Ho Duc Phoc, Vietnam’s finance minister, said in an interview that the country’s infrastructure was “improving and becoming more modern” and highlighted a big attraction for investors: cheap labour.

“We have an abundant and cheap supply of labour . . . [it] will be cheap for a long time,” he told the Financial Times.

Still, some investors are already noticing a tightening labour market. Soenens points to Pegatron, one of the biggest suppliers to Apple, which began production of electronic equipment in Haiphong in 2021. By the end of next year, the Taiwanese company hopes to have 20,000 workers in Deep C.

“How are they going to find those people? Most probably outside the city limits, thanks to their investment in dormitories for workers,” said Soenens.

Some 150km away at the Thanh Oai industrial complex in Hanoi, where B. Braun employs about 1,100 people, the medical technology company is considering building dormitories on site as it plans to double investment and its workforce within the next five years.

The labour market is taut and “getting more and more difficult . . . highly skilled labour is needed by every company”, said Torben Minko, managing director of B. Braun Vietnam. “The challenge is the human capital.
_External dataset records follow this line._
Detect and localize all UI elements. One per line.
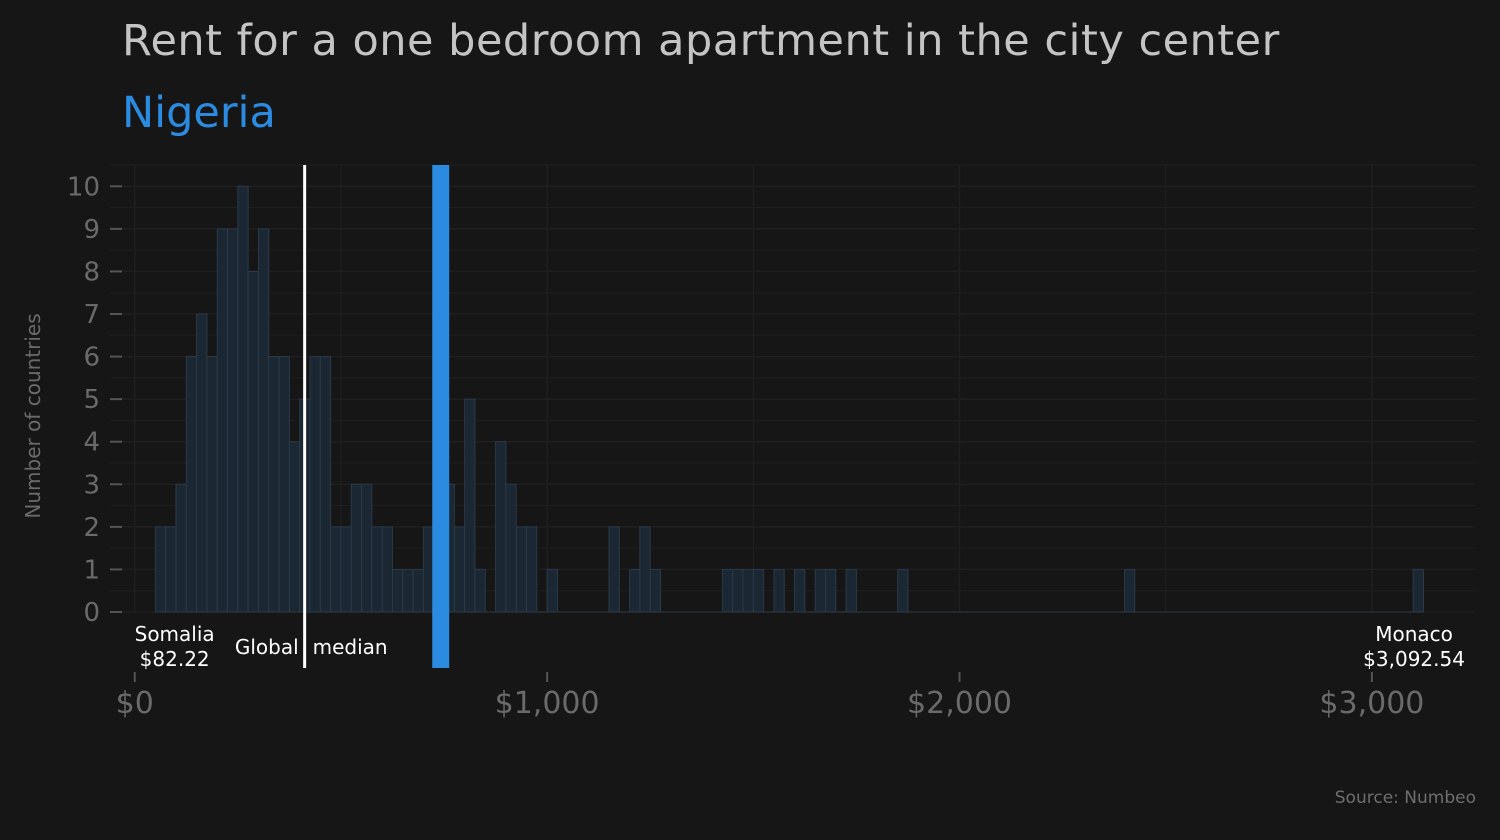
chart-subtitle: Nigeria <box>122 88 276 138</box>
histogram-bar <box>247 270 259 613</box>
histogram-bar <box>402 568 414 613</box>
y-tick-label: 10 <box>67 172 100 202</box>
histogram-bar <box>546 568 558 613</box>
y-tick-label: 9 <box>83 215 100 245</box>
histogram-bar <box>464 398 476 613</box>
histogram-bar <box>165 526 177 613</box>
y-tick-label: 5 <box>83 385 100 415</box>
histogram-bar <box>752 568 765 613</box>
histogram-bar <box>340 526 352 613</box>
histogram-bar <box>721 568 734 613</box>
histogram-bar <box>1412 568 1424 613</box>
median-label-left: Global <box>235 635 299 659</box>
histogram-bar <box>391 568 404 613</box>
reference-lines <box>303 165 450 668</box>
y-tick-label: 6 <box>83 343 100 373</box>
histogram-bar <box>608 526 620 613</box>
histogram-bar <box>474 568 486 613</box>
histogram-bar <box>196 313 208 613</box>
histogram-bar <box>185 356 198 613</box>
histogram-bar <box>216 228 229 613</box>
histogram-bar <box>897 568 909 613</box>
histogram-bar <box>381 526 393 613</box>
histogram-bar <box>845 568 857 613</box>
source-note: Source: Numbeo <box>1334 788 1476 808</box>
x-axis: $0 $1,000 $2,000 $3,000 <box>116 672 1424 721</box>
histogram-bar <box>814 568 826 613</box>
histogram-bar <box>824 568 837 613</box>
y-tick-label: 3 <box>83 470 100 500</box>
median-label-right: median <box>313 635 388 659</box>
x-tick-label: $1,000 <box>495 686 600 721</box>
x-tick-label: $2,000 <box>907 686 1012 721</box>
y-tick-label: 7 <box>83 300 100 330</box>
histogram-bar <box>257 228 270 613</box>
histogram-bar <box>154 526 167 613</box>
histogram-bar <box>1123 568 1136 613</box>
histogram-bar <box>629 568 641 613</box>
histogram-bar <box>649 568 662 613</box>
histogram-bar <box>361 483 373 613</box>
histogram-bar <box>268 356 280 613</box>
histogram-bar <box>319 356 332 613</box>
highlight-country-line <box>432 165 450 668</box>
histogram-bar <box>526 526 538 613</box>
y-tick-label: 2 <box>83 513 100 543</box>
annotations: Global median Somalia$82.22 Monaco$3,092.54 <box>135 622 1465 671</box>
y-tick-label: 0 <box>83 598 100 628</box>
histogram-bar <box>288 441 301 613</box>
histogram-bar <box>206 356 218 613</box>
histogram-bar <box>227 228 239 613</box>
histogram-bar <box>453 526 466 613</box>
histogram-bar <box>639 526 651 613</box>
histogram-bar <box>330 526 342 613</box>
histogram-bar <box>278 356 290 613</box>
min-country-label: Somalia <box>135 622 215 646</box>
chart-title: Rent for a one bedroom apartment in the … <box>122 16 1280 66</box>
histogram-bar <box>350 483 363 613</box>
x-tick-label: $0 <box>116 686 154 721</box>
histogram-bar <box>732 568 744 613</box>
y-axis: 0 1 2 3 4 5 6 7 8 9 10 <box>67 172 122 628</box>
max-country-label: Monaco <box>1375 622 1453 646</box>
histogram-bar <box>422 526 435 613</box>
max-value-label: $3,092.54 <box>1363 647 1465 671</box>
histogram-bar <box>495 441 507 613</box>
histogram-bar <box>175 483 187 613</box>
y-tick-label: 8 <box>83 257 100 287</box>
min-value-label: $82.22 <box>140 647 210 671</box>
histogram-bar <box>794 568 806 613</box>
histogram-bar <box>237 185 249 613</box>
y-tick-label: 4 <box>83 428 100 458</box>
histogram-bar <box>371 526 383 613</box>
histogram-bar <box>773 568 785 613</box>
x-tick-label: $3,000 <box>1319 686 1424 721</box>
y-axis-label: Number of countries <box>21 313 45 518</box>
y-tick-label: 1 <box>83 555 100 585</box>
histogram-bar <box>412 568 424 613</box>
histogram-bar <box>742 568 754 613</box>
histogram-bar <box>515 526 528 613</box>
histogram-bar <box>309 356 321 613</box>
histogram-bar <box>505 483 517 613</box>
If you have to build a huge factory that needs 10,000 workers, they need to come from somewhere.”

Vietnam’s highly qualified young people also expect to earn far more than the monthly minimum wage, which for the biggest cities is 4.68mn dong ($198). “I can tell you now the normal average salary for people my age is 15mn to 18mn a month,” said Tran Khanh Ly, a 24-year-old business developer in Ho Chi Minh City.

New investors quickly find the wheels of bureaucracy grind slowly in a consensus-driven and decentralised system in which multiple signatures are required for every approval. Companies already in Vietnam said expansion was tough.
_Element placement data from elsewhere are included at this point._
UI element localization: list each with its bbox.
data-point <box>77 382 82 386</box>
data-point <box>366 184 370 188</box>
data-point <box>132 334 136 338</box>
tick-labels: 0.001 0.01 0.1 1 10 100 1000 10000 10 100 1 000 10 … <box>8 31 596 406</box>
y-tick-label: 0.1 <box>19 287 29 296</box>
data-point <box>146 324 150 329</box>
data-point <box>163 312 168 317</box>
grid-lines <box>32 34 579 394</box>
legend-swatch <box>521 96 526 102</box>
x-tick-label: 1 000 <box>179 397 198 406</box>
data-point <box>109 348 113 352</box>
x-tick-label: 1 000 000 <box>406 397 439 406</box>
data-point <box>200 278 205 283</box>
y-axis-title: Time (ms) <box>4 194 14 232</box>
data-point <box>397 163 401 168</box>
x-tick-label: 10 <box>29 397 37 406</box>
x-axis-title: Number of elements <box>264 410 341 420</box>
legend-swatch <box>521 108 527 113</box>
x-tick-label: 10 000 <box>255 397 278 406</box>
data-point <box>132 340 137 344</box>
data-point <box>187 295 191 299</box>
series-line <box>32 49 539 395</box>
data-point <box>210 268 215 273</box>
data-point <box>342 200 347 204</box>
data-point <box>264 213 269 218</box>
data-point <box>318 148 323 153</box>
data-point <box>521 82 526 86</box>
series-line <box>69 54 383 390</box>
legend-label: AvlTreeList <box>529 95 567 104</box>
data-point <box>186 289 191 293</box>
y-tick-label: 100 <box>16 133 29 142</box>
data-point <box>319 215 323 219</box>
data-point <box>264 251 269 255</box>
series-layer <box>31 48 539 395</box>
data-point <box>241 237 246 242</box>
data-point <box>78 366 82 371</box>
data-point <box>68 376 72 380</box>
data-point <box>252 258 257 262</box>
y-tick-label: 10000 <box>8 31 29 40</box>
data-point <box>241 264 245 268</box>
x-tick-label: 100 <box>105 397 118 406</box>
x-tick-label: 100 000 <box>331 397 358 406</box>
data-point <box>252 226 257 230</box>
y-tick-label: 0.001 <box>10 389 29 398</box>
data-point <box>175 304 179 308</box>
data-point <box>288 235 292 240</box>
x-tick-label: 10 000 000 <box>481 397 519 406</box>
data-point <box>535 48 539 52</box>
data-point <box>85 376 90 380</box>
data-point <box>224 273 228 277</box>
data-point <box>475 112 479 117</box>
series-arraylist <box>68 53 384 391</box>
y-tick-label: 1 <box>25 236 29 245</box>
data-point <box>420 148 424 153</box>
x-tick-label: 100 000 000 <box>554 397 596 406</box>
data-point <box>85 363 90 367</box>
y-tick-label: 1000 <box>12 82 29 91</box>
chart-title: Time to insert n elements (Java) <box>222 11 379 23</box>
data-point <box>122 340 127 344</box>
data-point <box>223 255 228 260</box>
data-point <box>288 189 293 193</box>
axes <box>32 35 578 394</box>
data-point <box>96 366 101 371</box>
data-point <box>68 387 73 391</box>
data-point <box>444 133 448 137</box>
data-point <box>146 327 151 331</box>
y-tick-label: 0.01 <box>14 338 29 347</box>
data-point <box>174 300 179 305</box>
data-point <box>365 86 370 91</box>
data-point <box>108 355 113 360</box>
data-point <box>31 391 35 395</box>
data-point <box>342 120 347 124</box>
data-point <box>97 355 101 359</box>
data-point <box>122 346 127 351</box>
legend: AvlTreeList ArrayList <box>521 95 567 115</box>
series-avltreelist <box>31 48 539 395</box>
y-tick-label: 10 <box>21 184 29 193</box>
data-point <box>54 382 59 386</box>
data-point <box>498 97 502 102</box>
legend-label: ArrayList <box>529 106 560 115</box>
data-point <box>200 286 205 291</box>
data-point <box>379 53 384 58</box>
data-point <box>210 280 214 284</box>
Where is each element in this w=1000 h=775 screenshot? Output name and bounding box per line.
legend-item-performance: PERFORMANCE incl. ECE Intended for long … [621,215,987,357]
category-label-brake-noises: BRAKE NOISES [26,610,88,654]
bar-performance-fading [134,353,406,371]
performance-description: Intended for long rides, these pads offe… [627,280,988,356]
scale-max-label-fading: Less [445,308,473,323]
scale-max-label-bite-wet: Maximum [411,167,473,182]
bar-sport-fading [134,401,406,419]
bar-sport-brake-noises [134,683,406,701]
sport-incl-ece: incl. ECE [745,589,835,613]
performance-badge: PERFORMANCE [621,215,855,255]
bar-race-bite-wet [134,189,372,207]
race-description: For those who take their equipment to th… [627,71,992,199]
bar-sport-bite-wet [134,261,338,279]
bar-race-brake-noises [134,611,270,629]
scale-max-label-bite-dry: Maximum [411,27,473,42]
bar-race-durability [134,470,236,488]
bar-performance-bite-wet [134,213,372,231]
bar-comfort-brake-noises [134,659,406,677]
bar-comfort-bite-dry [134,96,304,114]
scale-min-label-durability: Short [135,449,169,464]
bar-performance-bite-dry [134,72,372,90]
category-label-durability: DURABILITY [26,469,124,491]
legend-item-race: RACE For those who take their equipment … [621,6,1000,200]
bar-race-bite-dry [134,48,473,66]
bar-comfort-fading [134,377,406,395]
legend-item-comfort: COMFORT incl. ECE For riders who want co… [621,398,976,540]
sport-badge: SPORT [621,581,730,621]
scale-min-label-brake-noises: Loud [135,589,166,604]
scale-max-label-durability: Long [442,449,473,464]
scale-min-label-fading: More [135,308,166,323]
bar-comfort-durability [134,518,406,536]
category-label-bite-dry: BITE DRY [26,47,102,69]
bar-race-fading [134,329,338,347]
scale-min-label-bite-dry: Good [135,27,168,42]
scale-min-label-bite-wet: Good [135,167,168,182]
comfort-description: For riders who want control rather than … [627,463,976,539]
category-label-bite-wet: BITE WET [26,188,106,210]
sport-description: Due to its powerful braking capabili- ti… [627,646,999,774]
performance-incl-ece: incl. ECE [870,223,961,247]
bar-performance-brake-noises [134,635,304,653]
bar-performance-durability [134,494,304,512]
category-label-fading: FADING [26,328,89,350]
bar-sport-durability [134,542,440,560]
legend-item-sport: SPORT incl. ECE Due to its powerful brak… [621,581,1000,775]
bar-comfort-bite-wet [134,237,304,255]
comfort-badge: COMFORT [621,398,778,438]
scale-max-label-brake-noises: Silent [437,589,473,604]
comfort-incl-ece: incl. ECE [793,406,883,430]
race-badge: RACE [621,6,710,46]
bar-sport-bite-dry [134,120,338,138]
A big corruption crackdown has exacerbated delays. “Government has become paralysed by procurement anxiety, a fear of making a mistake and winding up in prison for corruption or misuse of public resources,” one western official said.

The finance minister said the impact of the crackdown on business had been minimal. “The aim . . . is to make the economy healthy and transparent, for protecting the rights of the citizens and the enterprises,” he said.
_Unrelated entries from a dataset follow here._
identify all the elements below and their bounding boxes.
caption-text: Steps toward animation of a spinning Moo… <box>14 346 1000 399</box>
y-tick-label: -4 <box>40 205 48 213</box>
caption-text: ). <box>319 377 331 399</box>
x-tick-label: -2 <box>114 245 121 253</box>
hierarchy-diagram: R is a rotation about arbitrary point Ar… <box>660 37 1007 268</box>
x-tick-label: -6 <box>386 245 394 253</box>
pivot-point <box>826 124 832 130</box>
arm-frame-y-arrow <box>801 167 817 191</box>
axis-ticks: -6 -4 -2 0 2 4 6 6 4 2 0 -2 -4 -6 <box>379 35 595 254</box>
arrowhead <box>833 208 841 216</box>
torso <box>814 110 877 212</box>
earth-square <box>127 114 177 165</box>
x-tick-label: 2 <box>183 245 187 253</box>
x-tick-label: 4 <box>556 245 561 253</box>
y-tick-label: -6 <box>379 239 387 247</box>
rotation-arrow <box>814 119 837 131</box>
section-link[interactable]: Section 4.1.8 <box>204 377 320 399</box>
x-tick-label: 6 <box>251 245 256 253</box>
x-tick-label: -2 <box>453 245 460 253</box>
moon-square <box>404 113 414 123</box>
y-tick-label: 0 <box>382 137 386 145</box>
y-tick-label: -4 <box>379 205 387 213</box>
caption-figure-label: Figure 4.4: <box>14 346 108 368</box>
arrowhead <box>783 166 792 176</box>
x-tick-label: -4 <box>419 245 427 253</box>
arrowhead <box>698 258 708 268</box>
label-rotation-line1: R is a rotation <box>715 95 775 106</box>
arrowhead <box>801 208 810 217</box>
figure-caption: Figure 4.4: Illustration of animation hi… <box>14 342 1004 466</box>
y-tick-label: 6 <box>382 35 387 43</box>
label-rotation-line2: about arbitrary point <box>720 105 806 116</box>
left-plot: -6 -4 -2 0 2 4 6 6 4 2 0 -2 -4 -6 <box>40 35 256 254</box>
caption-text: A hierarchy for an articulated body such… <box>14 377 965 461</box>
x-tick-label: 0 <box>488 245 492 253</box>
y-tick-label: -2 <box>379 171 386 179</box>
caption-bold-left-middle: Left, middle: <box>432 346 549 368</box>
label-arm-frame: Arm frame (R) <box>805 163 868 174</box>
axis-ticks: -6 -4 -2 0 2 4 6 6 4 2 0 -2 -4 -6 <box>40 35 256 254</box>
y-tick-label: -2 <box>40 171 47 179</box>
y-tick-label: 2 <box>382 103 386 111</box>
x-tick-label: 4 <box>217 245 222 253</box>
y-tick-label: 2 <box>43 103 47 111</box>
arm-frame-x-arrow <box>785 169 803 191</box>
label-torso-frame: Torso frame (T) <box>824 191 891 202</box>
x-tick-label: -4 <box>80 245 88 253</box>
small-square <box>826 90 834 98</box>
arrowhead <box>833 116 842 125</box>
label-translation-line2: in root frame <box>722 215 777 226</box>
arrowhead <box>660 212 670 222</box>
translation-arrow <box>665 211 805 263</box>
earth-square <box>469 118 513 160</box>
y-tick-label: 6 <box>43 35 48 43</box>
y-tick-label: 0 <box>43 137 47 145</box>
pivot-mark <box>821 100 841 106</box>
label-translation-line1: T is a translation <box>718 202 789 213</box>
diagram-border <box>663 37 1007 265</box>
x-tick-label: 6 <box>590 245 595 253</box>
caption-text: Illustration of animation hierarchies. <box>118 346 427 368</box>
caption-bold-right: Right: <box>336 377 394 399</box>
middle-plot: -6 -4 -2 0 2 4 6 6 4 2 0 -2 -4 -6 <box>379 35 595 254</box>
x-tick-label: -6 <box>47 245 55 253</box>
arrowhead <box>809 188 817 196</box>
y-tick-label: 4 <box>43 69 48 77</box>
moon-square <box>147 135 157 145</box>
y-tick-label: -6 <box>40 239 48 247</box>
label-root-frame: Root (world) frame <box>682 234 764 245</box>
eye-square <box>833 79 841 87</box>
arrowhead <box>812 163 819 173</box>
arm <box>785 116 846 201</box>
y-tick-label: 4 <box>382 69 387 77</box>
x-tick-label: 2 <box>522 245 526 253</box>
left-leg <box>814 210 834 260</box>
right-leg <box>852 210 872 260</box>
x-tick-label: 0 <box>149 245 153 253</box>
“The length of procedure and the complexity is an issue,” said Jean-Jacques Bouflet, vice-president of the European Chamber of Commerce in Vietnam, citing the absence of a centralised investment agency as one reason why approvals for everything from work permits to solar panels move slowly.

As Vietnam develops, it remains highly dependent on ties to China’s crucible of manufacturing around the Pearl River delta, which — marketing material from Deep C at Haiphong points out — is just “12 trucking hours” away.

That proximity allows for easy transfer of materials but leaves Vietnam’s supply chain more vulnerable, according to Brian Lee Shun Rong, an economist at Maybank in Singapore. “What happens if there are any disruptions to the flow of imports from China?” he said.

“This is our Achilles heel,” said Michael Kokalari, chief economist at VinaCapital in Ho Chi Minh City. “To the extent there are supply chains, it is [companies such as] Samsung or LG bringing their whole supply chains here.”

One solution is for big anchor investors to play a role in improving the whole supplier ecosystem. Samsung, which has six factories in Vietnam as well as a research and development centre and is the biggest foreign investor, said since 2015, it had worked with about 400 Vietnamese companies to help them improve product quality.

Another solution is for companies to move in clusters. Deep C cites the example of Pyeong Hwa Automotive, which moved to the Haiphong zone with three others in 2019.

Whatever the doubts about labour, infrastructure or other issues, few expect “China plus one” growth to end soon. “The gates open, they come in,” said Soenens of Deep C, which is considering further sites. “It doesn’t stop.”